Тогда он ушел из отсека синтезаторов и пошел бродить по кораблю. Он шагал все быстрее и быстрее, чтобы движением утолить странную потребность, все сильнее заявлявшую о себе, потребность в счастье. Он поднимался по трапам, спускался по ним, поворачивал; он почти бежал — словно счастье ожидало его в конце пути. Движением он старался утишить поднимавшийся в нем гнев на людей, отнявших у него последнее из всего, чем он обладал.
Он был добр от природы и старался не поддаться гневу, но все в нем требовало сейчас мести — требовало сосредоточенно, настойчиво, неотступно. Мести всем. Всему. Всей жизни. Самой жизни.
Он шел по какому-то очередному коридору, задыхаясь и вытирая обильный пот. Впереди послышались голоса, открылась дверь. Еремеев вовремя прижался к переборке, затаился. Вышли двое, мужчина и женщина. Он что-то говорил — тихо, нежно. По голосу Еремеев узнал штурмана. Они, к счастью, направились в другую сторону и не заметили его.
Когда они скрылись за поворотом, Еремеев юркнул в отворенную дверь.
Когда они скрылись за поворотом, Еремеев юркнул в отворенную дверь. Огляделся.
Это была каюта. Несколько приборов на стенах. Небольшой беспорядок. Стол. На нем — зеркальце. И еще какой-то предмет.
Еремеев не помнил, как называется этот предмет, но знал, для чего он предназначался… Предмет был средством мести. И если Еремеев чувствовал обиду на жизнь, то теперь он мог поступить с нею, как хотел. Мог напугать. Мог даже…
А жизнь, словно издеваясь над ним, все туже сжимала пальцы на его горле. Ему нужно было, нужно, нужно — счастье, счастье, счастье!
Ничего, сейчас он ей покажет.
Дверь оставалась открытой. Еремеев услышал шаги. Мерные, увесистые. На этот раз они приближались.
Он поднес предмет к груди и нажал кнопку.
Штурман Луговой всегда заботился о своем флазере.
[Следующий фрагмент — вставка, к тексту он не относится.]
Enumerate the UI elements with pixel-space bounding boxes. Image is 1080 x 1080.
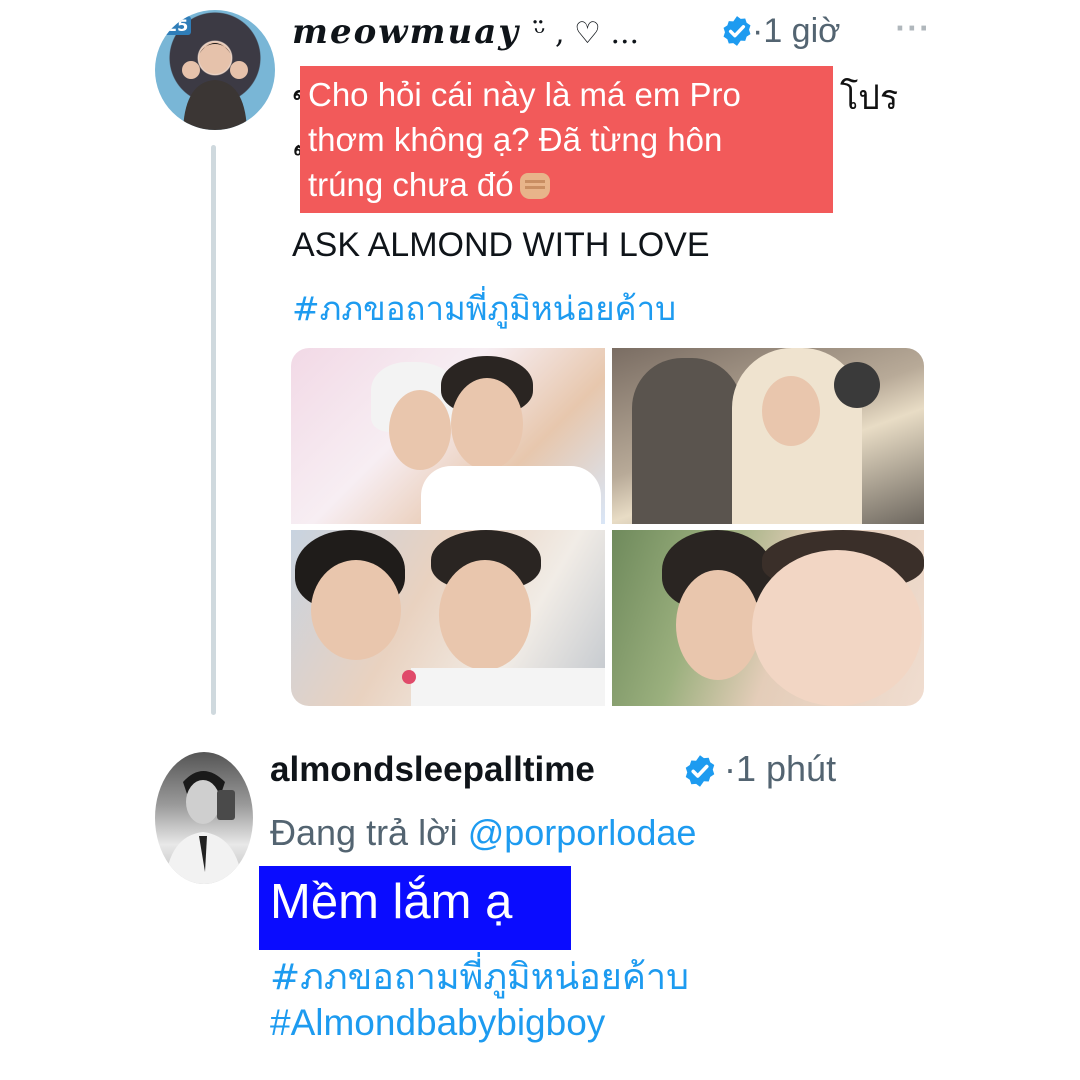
question-line: thơm không ạ? Đã từng hôn: [308, 121, 723, 158]
photo-1[interactable]: [291, 348, 605, 524]
photo-3[interactable]: [291, 530, 605, 706]
tweet-text: ASK ALMOND WITH LOVE: [292, 226, 710, 264]
mention-link[interactable]: @porporlodae: [468, 812, 697, 853]
photo-2[interactable]: [612, 348, 924, 524]
avatar[interactable]: [155, 752, 253, 884]
replying-to: Đang trả lời @porporlodae: [270, 812, 697, 853]
hashtag-link[interactable]: #ภภขอถามพี่ภูมิหน่อยค้าบ: [292, 282, 676, 335]
display-name[interactable]: almondsleepalltime: [270, 750, 595, 790]
avatar-photo: [165, 771, 243, 884]
more-dots-icon[interactable]: ···: [895, 14, 931, 44]
thread-line: [211, 145, 216, 715]
question-overlay: Cho hỏi cái này là má em Pro thơm không …: [300, 66, 833, 213]
question-line: trúng chưa đó: [308, 162, 825, 207]
reply-text: Mềm lắm ạ: [270, 875, 513, 929]
fist-icon: [519, 173, 550, 199]
photo-4[interactable]: [612, 530, 924, 706]
timestamp[interactable]: ·1 giờ: [752, 12, 840, 51]
question-line: Cho hỏi cái này là má em Pro: [308, 76, 741, 113]
avatar[interactable]: 25: [155, 10, 275, 130]
photo-grid: [291, 348, 924, 706]
timestamp[interactable]: ·1 phút: [724, 748, 836, 790]
verified-badge-icon: [685, 755, 715, 787]
tweet-text-fragment: โปร: [840, 78, 899, 118]
verified-badge-icon: [723, 16, 751, 46]
display-name[interactable]: meowmuay ᵕ̈ , ♡ ...: [292, 12, 639, 52]
hashtag-link[interactable]: #Almondbabybigboy: [270, 1002, 605, 1044]
hashtag-link[interactable]: #ภภขอถามพี่ภูมิหน่อยค้าบ: [270, 948, 689, 1005]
И пока Инна приводила себя в порядок, успел зарядить его батарею. Но, оглушенный счастьем, забыл оружие на столе, исправное и готовое к действию.
* * *
— Но ведь надо беречь наш мир, — сказал инспектор терпеливо.
— А мне все равно, — буркнул писатель, — от чего мы помрем: от аварии или от тоски.
Ему все было до чертиков безразлично. Все равно, толку никакого. Был написан роман — и того не осталось. Ему больше ничего не хотелось: не хотелось писать, не хотелось славы, есть тоже не хотелось, и хотя запрет на любовь был отменен, ему даже глядеть не хотелось в сторону женщин.
— А закон? — спросил инспектор. — Закон!
— Чихать я на него хотел, — на этот раз ответил уже Карачаров.
— На закон?
— На закон, на вас, на все на свете. И на себя тоже.
Петров почувствовал, что силы оставляют его и становится жутко. Все равно было этим людям — жить, не жить…
— Но ведь совершено преступление! — воззвал он, чувствуя, насколько смешным выглядит. — Преступник должен быть наказан!
Снова было молчание, которое нарушил Истомин.
— А давайте и в самом деле убьем его! — проговорил он задумчиво. — Он мне надоел, и у него скверный характер. Самое лучшее, я думаю — убить.
Инспектор, нахмурившись, сказал:
— Я думаю, мы должны говорить серьезно.
— А я серьезно, — сказал писатель. — Кинуть в утилизатор, и все. И наделать из него пуговиц.
— Почему пуговиц? — в отчаянии спросил Петров.
— В самом деле, почему? — спросил Истомин. — Понятия не имею. Наверное, какая-то сложная ассоциативная цепь.